Oh my god!! I looove Borzois!! He is ADORABLE <3


----------



## PatriciafromCO (Oct 7, 2012)

gorgeous !!


----------



## Rowdy (Sep 2, 2007)

He is just too adorable!


----------



## Foxes&Hounds (Jun 7, 2014)

Thanks all! 

I got them from eBay - I believe they are called Trixie Fusion harnesses


----------



## Equinox (Nov 11, 2008)

Oh he is CUTE!!! And yes, absolutely fabulous. I had no idea Borzoi puppies were so ridiculously adorable - love this dude!


----------



## Sibe (Nov 21, 2010)

Fabulous is an understatement! I seriously love your dogs.


----------



## JazzyTheSiberian (Feb 4, 2013)

Borzoi puppy! He is so adorable, I love him.


----------



## jade5280 (Feb 20, 2013)

He's stunning! I love his coloring. The soft beige is so pretty!


----------



## Adjecyca1 (Jul 25, 2010)

Awh<3 i am smitten


----------



## DaySleepers (Apr 9, 2011)

I'll just be swooning over here now.

Have I mentioned I like your naming scheme? We need to have a Samwise club or something - there's at least three now.


----------



## Foxes&Hounds (Jun 7, 2014)

I like this plan  Maybe a whole hobbit dog club!

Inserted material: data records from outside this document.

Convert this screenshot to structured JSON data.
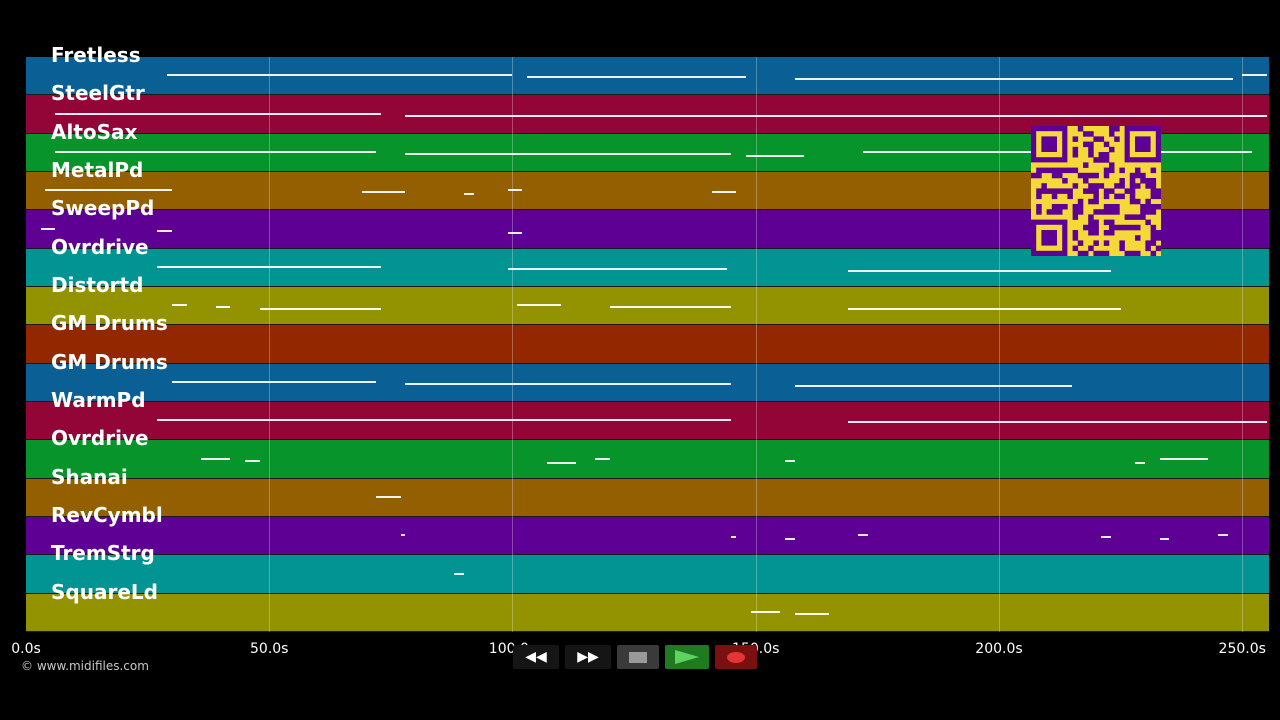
{
  "lanes": [
    {
      "label": "Fretless",
      "color": "#0a5f94"
    },
    {
      "label": "SteelGtr",
      "color": "#930536"
    },
    {
      "label": "AltoSax",
      "color": "#07942a"
    },
    {
      "label": "MetalPd",
      "color": "#935f00"
    },
    {
      "label": "SweepPd",
      "color": "#5f0094"
    },
    {
      "label": "Ovrdrive",
      "color": "#029393"
    },
    {
      "label": "Distortd",
      "color": "#939301"
    },
    {
      "label": "GM Drums",
      "color": "#932700"
    },
    {
      "label": "GM Drums",
      "color": "#0a5f94"
    },
    {
      "label": "WarmPd",
      "color": "#930536"
    },
    {
      "label": "Ovrdrive",
      "color": "#07942a"
    },
    {
      "label": "Shanai",
      "color": "#935f00"
    },
    {
      "label": "RevCymbl",
      "color": "#5f0094"
    },
    {
      "label": "TremStrg",
      "color": "#029393"
    },
    {
      "label": "SquareLd",
      "color": "#939301"
    }
  ],
  "timeline": {
    "max_seconds": 255.5,
    "ticks": [
      {
        "value": 0,
        "label": "0.0s"
      },
      {
        "value": 50,
        "label": "50.0s"
      },
      {
        "value": 100,
        "label": "100.0s"
      },
      {
        "value": 150,
        "label": "150.0s"
      },
      {
        "value": 200,
        "label": "200.0s"
      },
      {
        "value": 250,
        "label": "250.0s"
      }
    ]
  },
  "notes": [
    {
      "lane": 0,
      "segments": [
        [
          29,
          100
        ],
        [
          103,
          148
        ],
        [
          158,
          248
        ],
        [
          250,
          255
        ]
      ]
    },
    {
      "lane": 1,
      "segments": [
        [
          6,
          73
        ],
        [
          78,
          255
        ]
      ]
    },
    {
      "lane": 2,
      "segments": [
        [
          6,
          72
        ],
        [
          78,
          145
        ],
        [
          148,
          160
        ],
        [
          172,
          252
        ]
      ]
    },
    {
      "lane": 3,
      "segments": [
        [
          4,
          30
        ],
        [
          69,
          78
        ],
        [
          90,
          92
        ],
        [
          99,
          102
        ],
        [
          141,
          146
        ]
      ]
    },
    {
      "lane": 4,
      "segments": [
        [
          3,
          6
        ],
        [
          27,
          30
        ],
        [
          99,
          102
        ]
      ]
    },
    {
      "lane": 5,
      "segments": [
        [
          27,
          73
        ],
        [
          99,
          144
        ],
        [
          169,
          223
        ]
      ]
    },
    {
      "lane": 6,
      "segments": [
        [
          30,
          33
        ],
        [
          39,
          42
        ],
        [
          48,
          73
        ],
        [
          101,
          110
        ],
        [
          120,
          145
        ],
        [
          169,
          225
        ]
      ]
    },
    {
      "lane": 8,
      "segments": [
        [
          30,
          72
        ],
        [
          78,
          145
        ],
        [
          158,
          215
        ]
      ]
    },
    {
      "lane": 9,
      "segments": [
        [
          27,
          145
        ],
        [
          169,
          255
        ]
      ]
    },
    {
      "lane": 10,
      "segments": [
        [
          36,
          42
        ],
        [
          45,
          48
        ],
        [
          107,
          113
        ],
        [
          117,
          120
        ],
        [
          156,
          158
        ],
        [
          228,
          230
        ],
        [
          233,
          243
        ]
      ]
    },
    {
      "lane": 11,
      "segments": [
        [
          72,
          77
        ]
      ]
    },
    {
      "lane": 12,
      "segments": [
        [
          77,
          78
        ],
        [
          145,
          146
        ],
        [
          156,
          158
        ],
        [
          171,
          173
        ],
        [
          221,
          223
        ],
        [
          233,
          235
        ],
        [
          245,
          247
        ]
      ]
    },
    {
      "lane": 13,
      "segments": [
        [
          88,
          90
        ]
      ]
    },
    {
      "lane": 14,
      "segments": [
        [
          149,
          155
        ],
        [
          158,
          165
        ]
      ]
    }
  ],
  "transport": {
    "rewind_label": "◀◀",
    "forward_label": "▶▶"
  },
  "copyright": "© www.midifiles.com"
}
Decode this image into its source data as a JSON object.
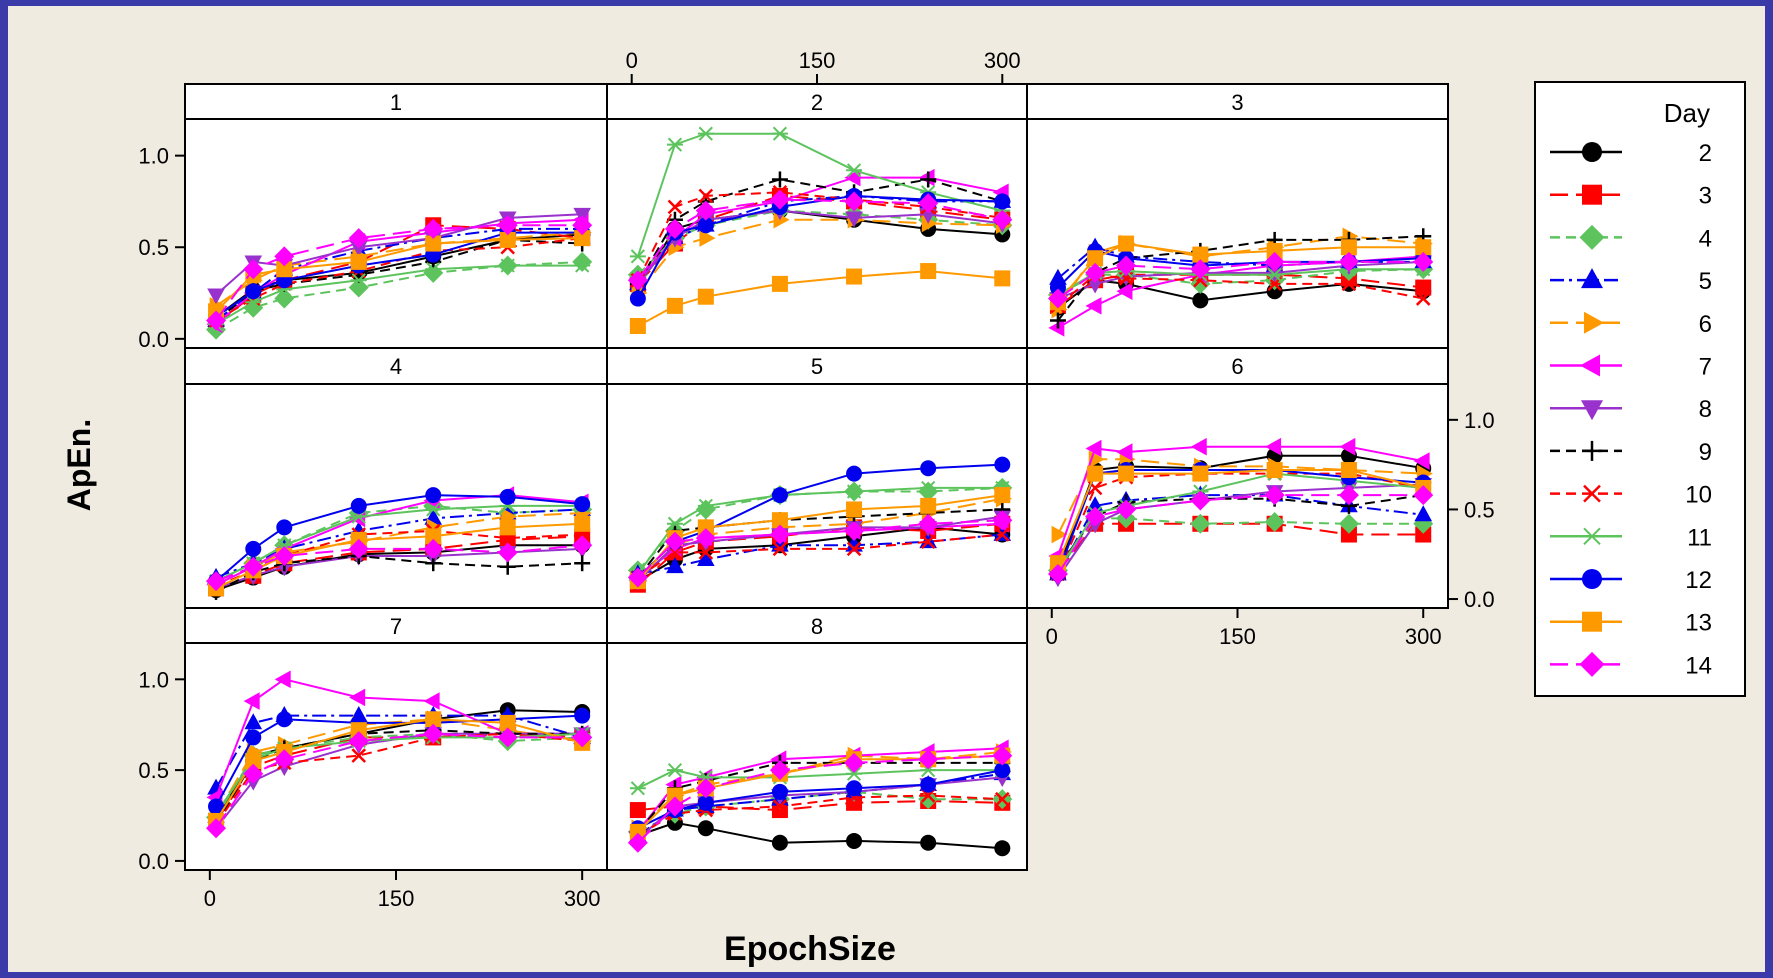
{
  "colors": {
    "background": "#efebe1",
    "border": "#3a3aa8"
  },
  "chart_data": {
    "type": "line",
    "xlabel": "EpochSize",
    "ylabel": "ApEn.",
    "x": [
      5,
      35,
      60,
      120,
      180,
      240,
      300
    ],
    "xlim": [
      -20,
      320
    ],
    "ylim": [
      -0.05,
      1.2
    ],
    "xticks": [
      "0",
      "150",
      "300"
    ],
    "yticks": [
      "0.0",
      "0.5",
      "1.0"
    ],
    "legend": {
      "title": "Day",
      "placement": "right"
    },
    "series_styles": [
      {
        "name": "2",
        "color": "#000000",
        "marker": "circle",
        "dash": "solid"
      },
      {
        "name": "3",
        "color": "#ff0000",
        "marker": "square",
        "dash": "longdash"
      },
      {
        "name": "4",
        "color": "#5dc45d",
        "marker": "diamond",
        "dash": "dash"
      },
      {
        "name": "5",
        "color": "#0000ee",
        "marker": "triangle-up",
        "dash": "dashdot"
      },
      {
        "name": "6",
        "color": "#ff9900",
        "marker": "triangle-right",
        "dash": "longdash"
      },
      {
        "name": "7",
        "color": "#ff00ff",
        "marker": "triangle-left",
        "dash": "solid"
      },
      {
        "name": "8",
        "color": "#9932cc",
        "marker": "triangle-down",
        "dash": "solid"
      },
      {
        "name": "9",
        "color": "#000000",
        "marker": "plus",
        "dash": "dash"
      },
      {
        "name": "10",
        "color": "#ff0000",
        "marker": "x",
        "dash": "dash"
      },
      {
        "name": "11",
        "color": "#5dc45d",
        "marker": "star",
        "dash": "solid"
      },
      {
        "name": "12",
        "color": "#0000ee",
        "marker": "circle",
        "dash": "solid"
      },
      {
        "name": "13",
        "color": "#ff9900",
        "marker": "square",
        "dash": "solid"
      },
      {
        "name": "14",
        "color": "#ff00ff",
        "marker": "diamond",
        "dash": "longdash"
      }
    ],
    "panels": [
      {
        "label": "1",
        "series": [
          [
            0.12,
            0.27,
            0.32,
            0.36,
            0.45,
            0.54,
            0.57
          ],
          [
            0.08,
            0.24,
            0.32,
            0.42,
            0.62,
            0.6,
            0.55
          ],
          [
            0.05,
            0.17,
            0.22,
            0.28,
            0.36,
            0.4,
            0.42
          ],
          [
            0.1,
            0.25,
            0.38,
            0.48,
            0.55,
            0.6,
            0.6
          ],
          [
            0.18,
            0.32,
            0.4,
            0.45,
            0.52,
            0.55,
            0.58
          ],
          [
            0.08,
            0.25,
            0.35,
            0.53,
            0.58,
            0.63,
            0.65
          ],
          [
            0.24,
            0.42,
            0.4,
            0.5,
            0.55,
            0.66,
            0.68
          ],
          [
            0.1,
            0.26,
            0.3,
            0.35,
            0.42,
            0.54,
            0.52
          ],
          [
            0.1,
            0.22,
            0.3,
            0.37,
            0.48,
            0.5,
            0.55
          ],
          [
            0.08,
            0.2,
            0.27,
            0.32,
            0.38,
            0.4,
            0.4
          ],
          [
            0.12,
            0.26,
            0.32,
            0.4,
            0.46,
            0.58,
            0.58
          ],
          [
            0.15,
            0.35,
            0.38,
            0.42,
            0.52,
            0.54,
            0.55
          ],
          [
            0.1,
            0.38,
            0.45,
            0.55,
            0.6,
            0.62,
            0.62
          ]
        ]
      },
      {
        "label": "2",
        "series": [
          [
            0.28,
            0.6,
            0.65,
            0.7,
            0.65,
            0.6,
            0.57
          ],
          [
            0.3,
            0.52,
            0.65,
            0.78,
            0.75,
            0.7,
            0.65
          ],
          [
            0.35,
            0.55,
            0.62,
            0.7,
            0.68,
            0.65,
            0.62
          ],
          [
            0.3,
            0.55,
            0.62,
            0.75,
            0.78,
            0.75,
            0.75
          ],
          [
            0.25,
            0.5,
            0.55,
            0.65,
            0.65,
            0.63,
            0.62
          ],
          [
            0.32,
            0.55,
            0.68,
            0.75,
            0.88,
            0.88,
            0.8
          ],
          [
            0.3,
            0.55,
            0.65,
            0.7,
            0.66,
            0.68,
            0.63
          ],
          [
            0.3,
            0.65,
            0.75,
            0.87,
            0.8,
            0.87,
            0.75
          ],
          [
            0.32,
            0.72,
            0.78,
            0.8,
            0.76,
            0.72,
            0.66
          ],
          [
            0.45,
            1.06,
            1.12,
            1.12,
            0.92,
            0.8,
            0.7
          ],
          [
            0.22,
            0.58,
            0.62,
            0.72,
            0.78,
            0.76,
            0.75
          ],
          [
            0.07,
            0.18,
            0.23,
            0.3,
            0.34,
            0.37,
            0.33
          ],
          [
            0.32,
            0.6,
            0.7,
            0.76,
            0.75,
            0.74,
            0.65
          ]
        ]
      },
      {
        "label": "3",
        "series": [
          [
            0.17,
            0.32,
            0.3,
            0.21,
            0.26,
            0.3,
            0.26
          ],
          [
            0.18,
            0.32,
            0.35,
            0.35,
            0.35,
            0.33,
            0.28
          ],
          [
            0.24,
            0.35,
            0.35,
            0.3,
            0.32,
            0.37,
            0.38
          ],
          [
            0.33,
            0.5,
            0.45,
            0.42,
            0.4,
            0.42,
            0.42
          ],
          [
            0.16,
            0.47,
            0.52,
            0.45,
            0.5,
            0.56,
            0.52
          ],
          [
            0.06,
            0.18,
            0.26,
            0.35,
            0.4,
            0.42,
            0.45
          ],
          [
            0.22,
            0.3,
            0.34,
            0.36,
            0.36,
            0.4,
            0.42
          ],
          [
            0.1,
            0.36,
            0.44,
            0.48,
            0.54,
            0.54,
            0.56
          ],
          [
            0.18,
            0.35,
            0.33,
            0.32,
            0.3,
            0.3,
            0.22
          ],
          [
            0.24,
            0.36,
            0.37,
            0.35,
            0.35,
            0.38,
            0.38
          ],
          [
            0.28,
            0.48,
            0.44,
            0.4,
            0.42,
            0.42,
            0.44
          ],
          [
            0.2,
            0.44,
            0.52,
            0.46,
            0.48,
            0.5,
            0.5
          ],
          [
            0.22,
            0.36,
            0.4,
            0.38,
            0.42,
            0.42,
            0.42
          ]
        ]
      },
      {
        "label": "4",
        "series": [
          [
            0.05,
            0.12,
            0.18,
            0.25,
            0.26,
            0.3,
            0.3
          ],
          [
            0.06,
            0.13,
            0.2,
            0.26,
            0.28,
            0.33,
            0.35
          ],
          [
            0.1,
            0.2,
            0.3,
            0.48,
            0.52,
            0.48,
            0.5
          ],
          [
            0.12,
            0.2,
            0.28,
            0.38,
            0.45,
            0.48,
            0.5
          ],
          [
            0.08,
            0.18,
            0.26,
            0.32,
            0.4,
            0.46,
            0.48
          ],
          [
            0.08,
            0.18,
            0.28,
            0.45,
            0.55,
            0.58,
            0.54
          ],
          [
            0.06,
            0.13,
            0.18,
            0.24,
            0.24,
            0.26,
            0.28
          ],
          [
            0.04,
            0.15,
            0.2,
            0.24,
            0.2,
            0.18,
            0.2
          ],
          [
            0.07,
            0.16,
            0.24,
            0.36,
            0.38,
            0.34,
            0.36
          ],
          [
            0.1,
            0.2,
            0.3,
            0.46,
            0.5,
            0.52,
            0.52
          ],
          [
            0.1,
            0.28,
            0.4,
            0.52,
            0.58,
            0.57,
            0.53
          ],
          [
            0.06,
            0.16,
            0.24,
            0.33,
            0.35,
            0.4,
            0.42
          ],
          [
            0.1,
            0.18,
            0.24,
            0.28,
            0.28,
            0.26,
            0.3
          ]
        ]
      },
      {
        "label": "5",
        "series": [
          [
            0.1,
            0.22,
            0.28,
            0.3,
            0.35,
            0.4,
            0.36
          ],
          [
            0.08,
            0.26,
            0.32,
            0.35,
            0.4,
            0.38,
            0.42
          ],
          [
            0.16,
            0.38,
            0.5,
            0.58,
            0.6,
            0.6,
            0.62
          ],
          [
            0.14,
            0.18,
            0.22,
            0.3,
            0.3,
            0.32,
            0.36
          ],
          [
            0.1,
            0.3,
            0.36,
            0.4,
            0.42,
            0.48,
            0.56
          ],
          [
            0.12,
            0.28,
            0.34,
            0.36,
            0.38,
            0.4,
            0.42
          ],
          [
            0.1,
            0.3,
            0.32,
            0.36,
            0.4,
            0.4,
            0.46
          ],
          [
            0.12,
            0.38,
            0.4,
            0.44,
            0.46,
            0.48,
            0.5
          ],
          [
            0.12,
            0.26,
            0.26,
            0.28,
            0.28,
            0.32,
            0.36
          ],
          [
            0.14,
            0.42,
            0.52,
            0.58,
            0.6,
            0.62,
            0.62
          ],
          [
            0.12,
            0.32,
            0.38,
            0.58,
            0.7,
            0.73,
            0.75
          ],
          [
            0.1,
            0.34,
            0.4,
            0.44,
            0.5,
            0.52,
            0.58
          ],
          [
            0.12,
            0.32,
            0.34,
            0.36,
            0.38,
            0.42,
            0.44
          ]
        ]
      },
      {
        "label": "6",
        "series": [
          [
            0.16,
            0.72,
            0.74,
            0.73,
            0.8,
            0.8,
            0.73
          ],
          [
            0.15,
            0.42,
            0.42,
            0.42,
            0.42,
            0.36,
            0.36
          ],
          [
            0.16,
            0.45,
            0.45,
            0.42,
            0.43,
            0.42,
            0.42
          ],
          [
            0.14,
            0.52,
            0.55,
            0.58,
            0.58,
            0.52,
            0.47
          ],
          [
            0.36,
            0.78,
            0.78,
            0.74,
            0.74,
            0.72,
            0.7
          ],
          [
            0.24,
            0.84,
            0.82,
            0.85,
            0.85,
            0.85,
            0.77
          ],
          [
            0.12,
            0.42,
            0.5,
            0.55,
            0.6,
            0.62,
            0.64
          ],
          [
            0.18,
            0.46,
            0.54,
            0.56,
            0.56,
            0.52,
            0.58
          ],
          [
            0.14,
            0.62,
            0.68,
            0.7,
            0.7,
            0.7,
            0.62
          ],
          [
            0.16,
            0.48,
            0.52,
            0.6,
            0.7,
            0.66,
            0.62
          ],
          [
            0.14,
            0.7,
            0.72,
            0.72,
            0.72,
            0.68,
            0.65
          ],
          [
            0.2,
            0.7,
            0.7,
            0.7,
            0.72,
            0.72,
            0.62
          ],
          [
            0.14,
            0.46,
            0.5,
            0.55,
            0.58,
            0.58,
            0.58
          ]
        ]
      },
      {
        "label": "7",
        "series": [
          [
            0.22,
            0.58,
            0.62,
            0.7,
            0.78,
            0.83,
            0.82
          ],
          [
            0.22,
            0.52,
            0.58,
            0.68,
            0.68,
            0.7,
            0.68
          ],
          [
            0.24,
            0.58,
            0.62,
            0.68,
            0.7,
            0.66,
            0.68
          ],
          [
            0.4,
            0.76,
            0.8,
            0.8,
            0.8,
            0.8,
            0.68
          ],
          [
            0.25,
            0.6,
            0.64,
            0.75,
            0.78,
            0.72,
            0.66
          ],
          [
            0.35,
            0.88,
            1.0,
            0.9,
            0.88,
            0.7,
            0.7
          ],
          [
            0.18,
            0.44,
            0.52,
            0.64,
            0.7,
            0.7,
            0.7
          ],
          [
            0.2,
            0.55,
            0.62,
            0.7,
            0.72,
            0.7,
            0.7
          ],
          [
            0.2,
            0.5,
            0.54,
            0.58,
            0.68,
            0.7,
            0.66
          ],
          [
            0.26,
            0.56,
            0.62,
            0.66,
            0.68,
            0.68,
            0.7
          ],
          [
            0.3,
            0.68,
            0.78,
            0.76,
            0.76,
            0.78,
            0.8
          ],
          [
            0.22,
            0.55,
            0.6,
            0.72,
            0.78,
            0.76,
            0.65
          ],
          [
            0.18,
            0.48,
            0.56,
            0.66,
            0.7,
            0.68,
            0.68
          ]
        ]
      },
      {
        "label": "8",
        "series": [
          [
            0.14,
            0.21,
            0.18,
            0.1,
            0.11,
            0.1,
            0.07
          ],
          [
            0.28,
            0.3,
            0.3,
            0.28,
            0.32,
            0.33,
            0.32
          ],
          [
            0.16,
            0.26,
            0.3,
            0.34,
            0.38,
            0.34,
            0.34
          ],
          [
            0.14,
            0.28,
            0.3,
            0.34,
            0.38,
            0.42,
            0.48
          ],
          [
            0.18,
            0.36,
            0.42,
            0.48,
            0.58,
            0.56,
            0.6
          ],
          [
            0.16,
            0.42,
            0.46,
            0.56,
            0.58,
            0.6,
            0.62
          ],
          [
            0.12,
            0.3,
            0.32,
            0.36,
            0.38,
            0.42,
            0.46
          ],
          [
            0.16,
            0.4,
            0.44,
            0.54,
            0.54,
            0.54,
            0.54
          ],
          [
            0.14,
            0.26,
            0.28,
            0.3,
            0.35,
            0.36,
            0.34
          ],
          [
            0.4,
            0.5,
            0.46,
            0.46,
            0.48,
            0.5,
            0.5
          ],
          [
            0.18,
            0.28,
            0.32,
            0.38,
            0.4,
            0.42,
            0.5
          ],
          [
            0.16,
            0.36,
            0.4,
            0.48,
            0.56,
            0.56,
            0.58
          ],
          [
            0.1,
            0.3,
            0.4,
            0.5,
            0.54,
            0.56,
            0.58
          ]
        ]
      }
    ]
  }
}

Thanks again for the lovely comments all  He is such an easy puppy, its strange!!
Here are a few piccies of him at the County Show, socialising to the max


































































Met a bigger borzoi too! He was only 8 months old, so still a pup himself


----------



## Lauren_201 (Jun 19, 2014)

He is so cute! Sighthounds are my favorite!


----------



## Sibe (Nov 21, 2010)

Aaaaaaaaaaaaaaaaaaaaah!!!! He is SO STINKIN' CUTE.


----------



## SnapV (May 14, 2013)

Adorable!!!


----------



## Kayota (Aug 14, 2009)

what a darling!


----------



## Rowdy (Sep 2, 2007)

He is just too scrumptious for words! Borzois are just so beautiful. They wouldn't be a good fit for us, but... he is just so cute!


----------